Sunday, September 20, 2009

Open Source Licenses | Types of Licenses in Open source | What is GNU GPL , LGPL and GPL 3

Now that we are familiar with what open source is and also with its history, how do we ensure software remains open source ?

The legal instrument that regulates the use and redistribution of a computer programme is known as a software license. Proprietary software whle allowing the user to use the program, maintains that the software remains the property of the vendor and limits the uses it can be put to. Microsoft Windows, for example, forbids among other things attempts to reverse engineer it, use a copy of multiple systems and publish data related to tests among other things.

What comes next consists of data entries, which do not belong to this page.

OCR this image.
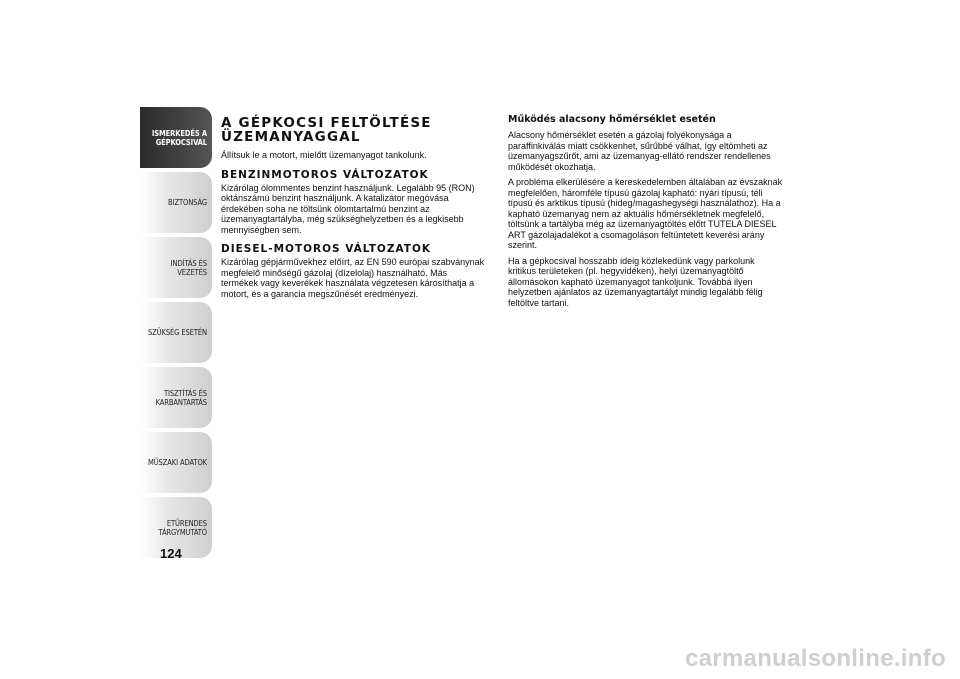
ISMERKEDÉS A
GÉPKOCSIVAL
BIZTONSÁG
INDÍTÁS ÉS VEZETÉS
SZÜKSÉG ESETÉN
TISZTÍTÁS ÉS
KARBANTARTÁS
MŰSZAKI ADATOK
ETŰRENDES
TÁRGYMUTATÓ
124
A GÉPKOCSI FELTÖLTÉSE ÜZEMANYAGGAL

Állítsuk le a motort, mielőtt üzemanyagot tankolunk.

BENZINMOTOROS VÁLTOZATOK

Kizárólag ólommentes benzint használjunk. Legalább 95 (RON) oktánszámú benzint használjunk. A katalizátor megóvása érdekében soha ne töltsünk ólomtartalmú benzint az üzemanyagtartályba, még szükséghelyzetben és a legkisebb mennyiségben sem.

DIESEL-MOTOROS VÁLTOZATOK

Kizárólag gépjárművekhez előírt, az EN 590 európai szabványnak megfelelő minőségű gázolaj (dízelolaj) használható. Más termékek vagy keverékek használata végzetesen károsíthatja a motort, és a garancia megszűnését eredményezi.

Működés alacsony hőmérséklet esetén

Alacsony hőmérséklet esetén a gázolaj folyékonysága a paraffinkiválás miatt csökkenhet, sűrűbbé válhat, így eltömheti az üzemanyagszűrőt, ami az üzemanyag-ellátó rendszer rendellenes működését okozhatja.

A probléma elkerülésére a kereskedelemben általában az évszaknak megfelelően, háromféle típusú gázolaj kapható: nyári típusú, téli típusú és arktikus típusú (hideg/magashegységi használathoz). Ha a kapható üzemanyag nem az aktuális hőmérsékletnek megfelelő, töltsünk a tartályba még az üzemanyagtöltés előtt TUTELA DIESEL ART gázolajadalékot a csomagoláson feltüntetett keverési arány szerint.

Ha a gépkocsival hosszabb ideig közlekedünk vagy parkolunk kritikus területeken (pl. hegyvidéken), helyi üzemanyagtöltő állomásokon kapható üzemanyagot tankoljunk. Továbbá ilyen helyzetben ajánlatos az üzemanyagtartályt mindig legalább félig feltöltve tartani.

carmanualsonline.info
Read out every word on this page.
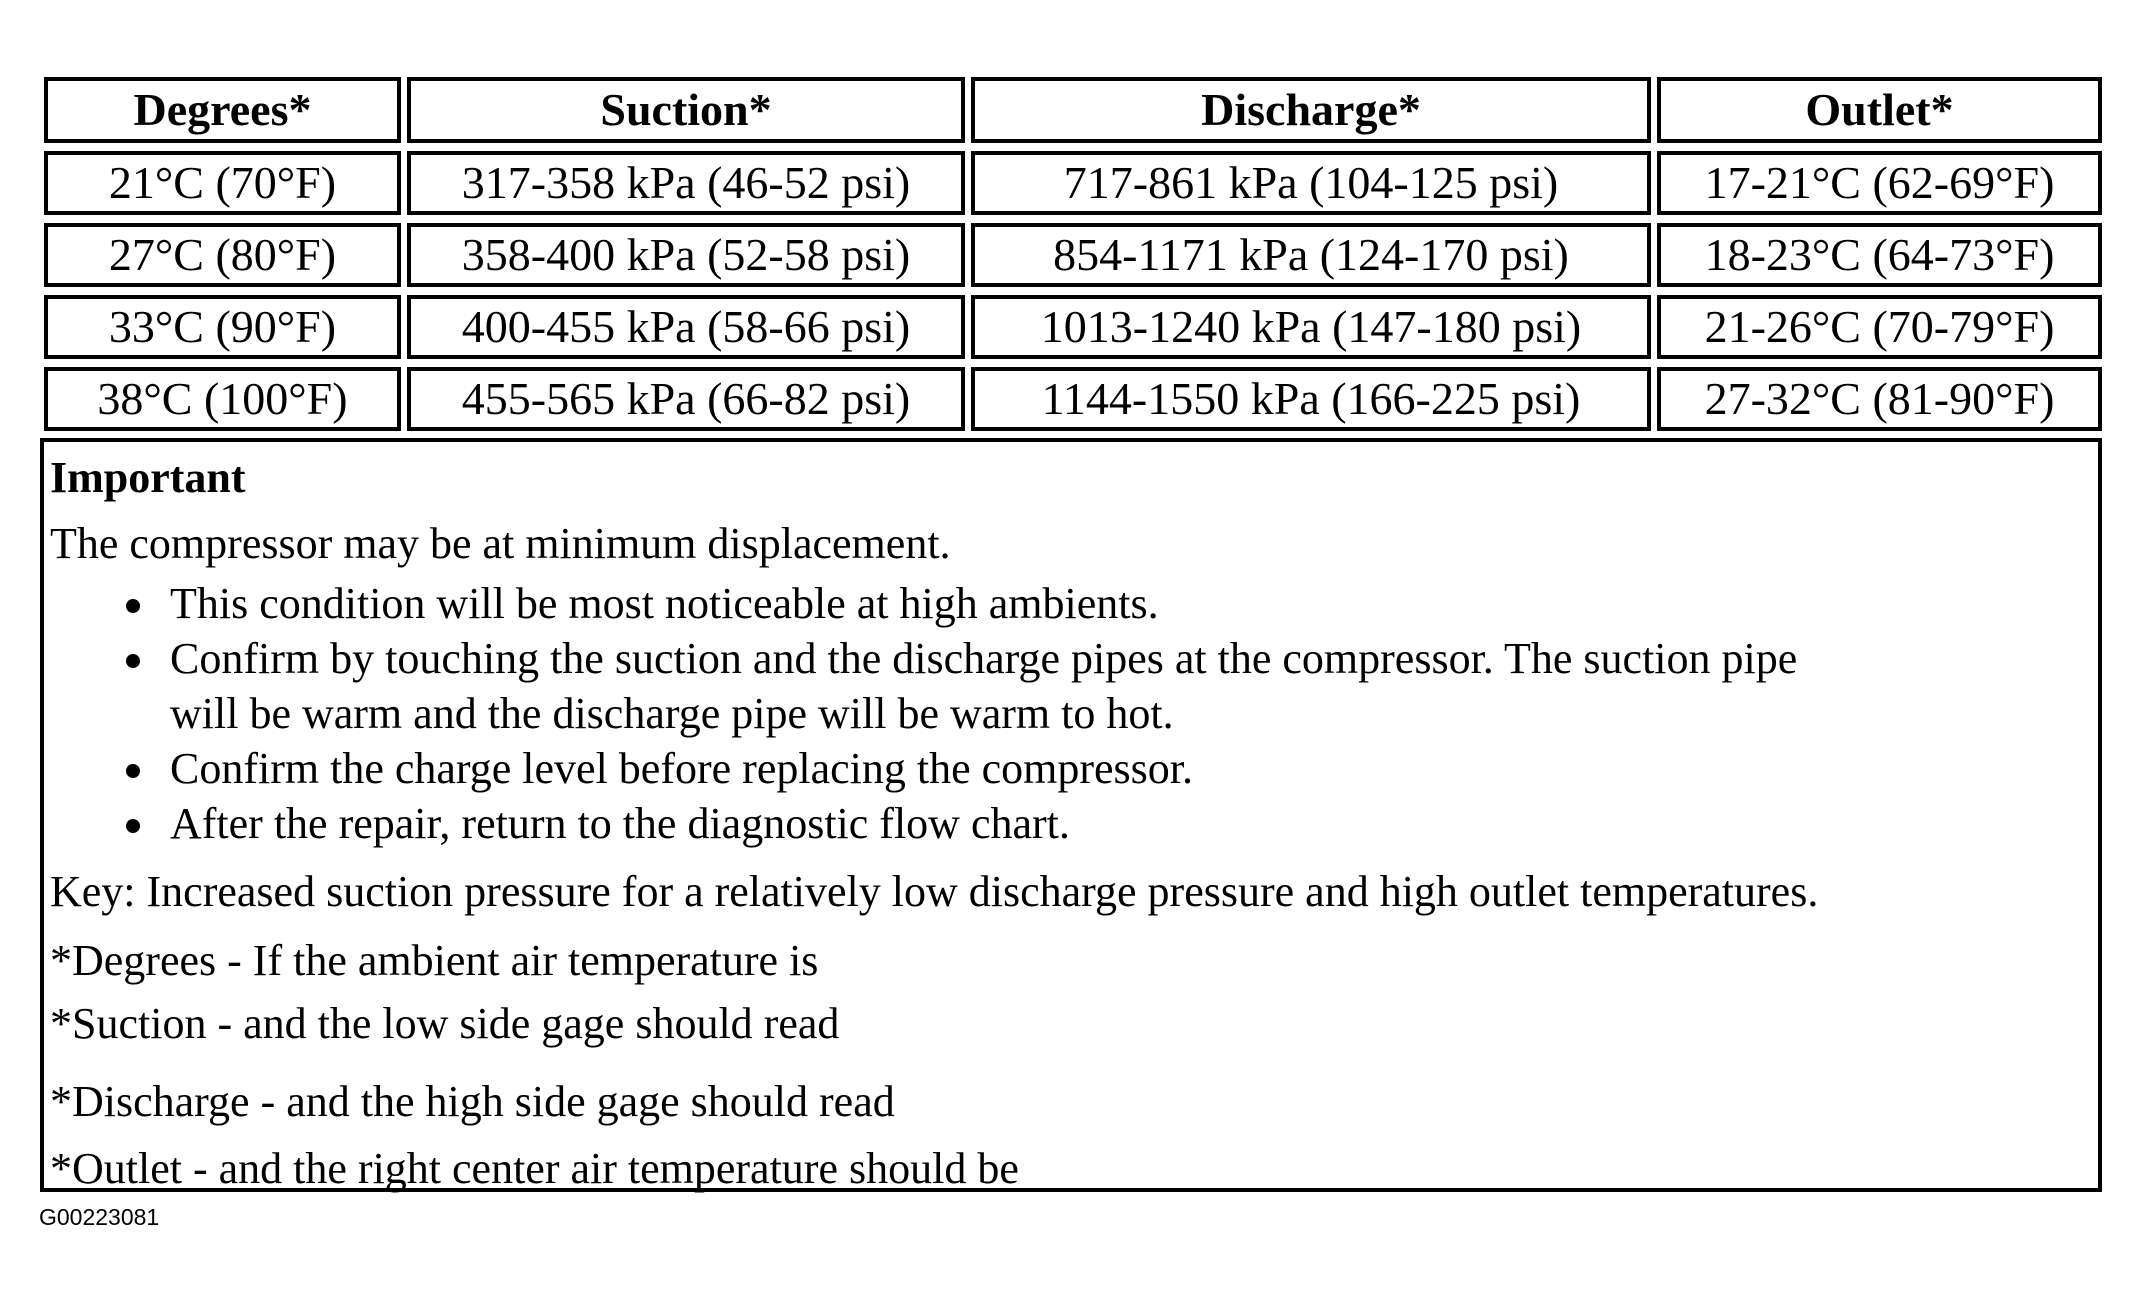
Degrees*	Suction*	Discharge*	Outlet*
21°C (70°F)	317-358 kPa (46-52 psi)	717-861 kPa (104-125 psi)	17-21°C (62-69°F)
27°C (80°F)	358-400 kPa (52-58 psi)	854-1171 kPa (124-170 psi)	18-23°C (64-73°F)
33°C (90°F)	400-455 kPa (58-66 psi)	1013-1240 kPa (147-180 psi)	21-26°C (70-79°F)
38°C (100°F)	455-565 kPa (66-82 psi)	1144-1550 kPa (166-225 psi)	27-32°C (81-90°F)
Important
The compressor may be at minimum displacement.
This condition will be most noticeable at high ambients.
Confirm by touching the suction and the discharge pipes at the compressor. The suction pipe
will be warm and the discharge pipe will be warm to hot.
Confirm the charge level before replacing the compressor.
After the repair, return to the diagnostic flow chart.
Key: Increased suction pressure for a relatively low discharge pressure and high outlet temperatures.
*Degrees - If the ambient air temperature is
*Suction - and the low side gage should read
*Discharge - and the high side gage should read
*Outlet - and the right center air temperature should be
G00223081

While some licenses, such as the GNU GPL makes it mandatory for the user to ensure that any derivative of the software he develops remains open source, others such as the MIT license allows the user to make the code a part of proprietary software of his own.

License under GNU GPL, are known as 'copyleft' licenses. Other methods used by the software licenses to ensure that the software remains truly open source include pratices such as patent retaliation (a Claus denying the user the open source freedoms if he attempt to patent any part of the software/ derivative developed by him). Tivoization is aimed at discouraging additional regulations through digital rights management. Most open source licenses restrict modified versions from claiming to be unmodified. some also attempt to ensure that due credit is given to the copyright holders by preventing modifications of parts of the code that print warranty or licese information.

The GNU general Public licenses, with the famous tag line "Free as in Freedom" maintain that any derivative work/modification must be keep open source and are known as copyleft licenses.

Popular examples of open source licenses include the GNU GPL. a copyleft license that demands that any modifications/ derivatives be kept copyleft. The GNULesser GPL, a more permissive version of the GNU GPL and the Apache license that requires the preservation of the copyright notice and disclaimer, but is otherwise unrestricting to further uses of the source code in both proprietary and open source programmes.

The BSD license, a completely unrestricting license that allows use of the code or derivative in any way possible.

Another example is the Mozilla Public License, a hybrid of the copyleft and non-restrictive licenses.